The Purpose of this Blog

Your task on this blog is to write a brief summary of what we learned in class today. Include enough detail so that someone who was ill or missed the lesson can catch up with what they missed. Over the course of the term, these 'class scribe' posts will grow to be a guide book for the course, written by students for students.

With each post ask yourself the following questions:
1) Is this good enough for our guide book?
2) Will your post enable someone who wasn't here to catch up?
3) Would a graphic/video/link help to illustrate what we have learned?


Tuesday 17 January 2012

The Lady Of Shallot

The lady of shallot is a poem by Alfred Tennyson, based on the Arthurian legend of morte d' arthur by Thomas Mallory.

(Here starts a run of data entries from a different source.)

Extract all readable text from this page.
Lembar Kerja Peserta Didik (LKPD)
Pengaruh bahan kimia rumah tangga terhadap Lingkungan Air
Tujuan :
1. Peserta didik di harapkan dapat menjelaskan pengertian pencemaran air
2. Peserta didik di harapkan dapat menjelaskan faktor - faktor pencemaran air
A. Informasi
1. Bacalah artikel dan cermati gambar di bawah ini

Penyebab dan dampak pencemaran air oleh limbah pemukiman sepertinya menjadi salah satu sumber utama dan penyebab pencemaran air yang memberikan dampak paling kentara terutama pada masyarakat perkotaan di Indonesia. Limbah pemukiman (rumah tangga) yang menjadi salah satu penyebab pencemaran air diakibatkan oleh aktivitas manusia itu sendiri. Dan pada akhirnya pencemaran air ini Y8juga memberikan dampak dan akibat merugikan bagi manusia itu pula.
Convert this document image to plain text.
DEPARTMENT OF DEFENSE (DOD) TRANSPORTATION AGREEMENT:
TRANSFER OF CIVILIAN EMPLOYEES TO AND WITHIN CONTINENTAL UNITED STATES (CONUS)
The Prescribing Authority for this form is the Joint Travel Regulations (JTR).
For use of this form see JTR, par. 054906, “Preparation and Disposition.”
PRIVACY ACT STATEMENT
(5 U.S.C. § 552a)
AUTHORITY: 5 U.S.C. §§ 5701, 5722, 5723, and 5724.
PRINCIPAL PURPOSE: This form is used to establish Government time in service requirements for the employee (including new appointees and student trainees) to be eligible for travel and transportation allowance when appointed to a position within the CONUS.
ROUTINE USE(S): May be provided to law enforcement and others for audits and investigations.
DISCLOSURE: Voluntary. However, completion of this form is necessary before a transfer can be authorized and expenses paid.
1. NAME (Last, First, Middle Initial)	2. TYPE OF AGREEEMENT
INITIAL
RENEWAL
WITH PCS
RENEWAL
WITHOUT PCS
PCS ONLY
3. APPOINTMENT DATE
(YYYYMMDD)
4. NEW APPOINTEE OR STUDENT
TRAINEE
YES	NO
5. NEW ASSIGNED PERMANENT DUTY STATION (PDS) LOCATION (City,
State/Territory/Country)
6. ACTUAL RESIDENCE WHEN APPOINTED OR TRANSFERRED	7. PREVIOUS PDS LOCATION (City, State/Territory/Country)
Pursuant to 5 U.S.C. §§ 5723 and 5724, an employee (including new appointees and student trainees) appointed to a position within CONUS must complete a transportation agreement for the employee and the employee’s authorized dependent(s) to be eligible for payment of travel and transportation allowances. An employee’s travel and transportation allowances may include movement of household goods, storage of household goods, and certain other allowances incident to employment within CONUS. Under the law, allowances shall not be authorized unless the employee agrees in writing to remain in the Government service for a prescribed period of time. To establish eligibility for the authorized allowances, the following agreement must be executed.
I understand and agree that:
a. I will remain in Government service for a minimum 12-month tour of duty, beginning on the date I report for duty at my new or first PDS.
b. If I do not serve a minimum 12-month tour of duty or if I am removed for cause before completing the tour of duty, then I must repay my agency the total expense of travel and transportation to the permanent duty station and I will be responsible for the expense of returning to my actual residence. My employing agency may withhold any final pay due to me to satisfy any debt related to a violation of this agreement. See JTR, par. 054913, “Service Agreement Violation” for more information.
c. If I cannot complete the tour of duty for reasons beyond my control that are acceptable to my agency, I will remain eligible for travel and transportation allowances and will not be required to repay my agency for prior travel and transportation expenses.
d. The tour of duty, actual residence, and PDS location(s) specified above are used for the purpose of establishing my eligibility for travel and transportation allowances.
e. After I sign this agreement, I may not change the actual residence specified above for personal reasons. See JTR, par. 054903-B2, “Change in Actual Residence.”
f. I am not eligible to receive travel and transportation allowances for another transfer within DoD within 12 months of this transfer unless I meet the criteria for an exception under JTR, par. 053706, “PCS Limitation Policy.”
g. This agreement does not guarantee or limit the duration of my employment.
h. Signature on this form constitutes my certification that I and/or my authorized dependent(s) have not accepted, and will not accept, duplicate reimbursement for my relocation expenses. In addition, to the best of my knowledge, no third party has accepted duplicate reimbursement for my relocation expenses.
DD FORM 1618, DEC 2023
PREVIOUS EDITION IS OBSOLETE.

the poem begins with the setting being laid out by the first stanza:

On either side the river lie
long fields of barley and of rye
that clothe the wold and meet the sky;
To many tower'd Camelot;
And up and down the people go,
gazing where the lilies blow
round an island there below,
the island of shallot

this stanza sets out the land that the poem is based upon, with large fields and a river surrounding the city of Camelot, the repetition of "to many tower'd Camelot" shows that everyone knows of Camelot and often travel there, while the contrast of the many towers of Camelot and the island of shallot being described as "below" could possibly be a metaphor for heaven and earth.

the next stanza includes a description of the island of shallot

Four Gray walls, and four Gray towers
overlook a space of flowers
and the silent isle imbowers
the lady of shallot

the use of four Gray walls and four Gray towers, dulls your sense of colour, and seems boring and monotonous, the word "space" used in the next line shows emptiness in the island save for a few flowers in the middle, while silence shows the lack of action in the castle. this drastically contrasts with the image we receive of Camelot, everything seems to be moving;

willows whiten, aspens quiver
little breezes dusk and shiver
thro' the wave that runs for ever
by the island in the river
flowing down to Camelot;

The fact that everything seems to be moving even the slightest breeze, adds the sense of feeling that Camelot is a happy place, full of action and movement, and the word "by" insinuates that even the wave wants to avoid the island of shallot

Throughout the poem we notice huge amounts of contrast between both Camelot and shallot, but they are always linked together through the rhyme scheme of A, A, A, A, B, C, C, C, B
with Camelot and shallot linked so closely we are forced as the reader to analyse their differences and compare how we view them from different points of view.

1 comment:

  1. Always one of my favorite paintings from Waterhouse, truly haunting and poignant.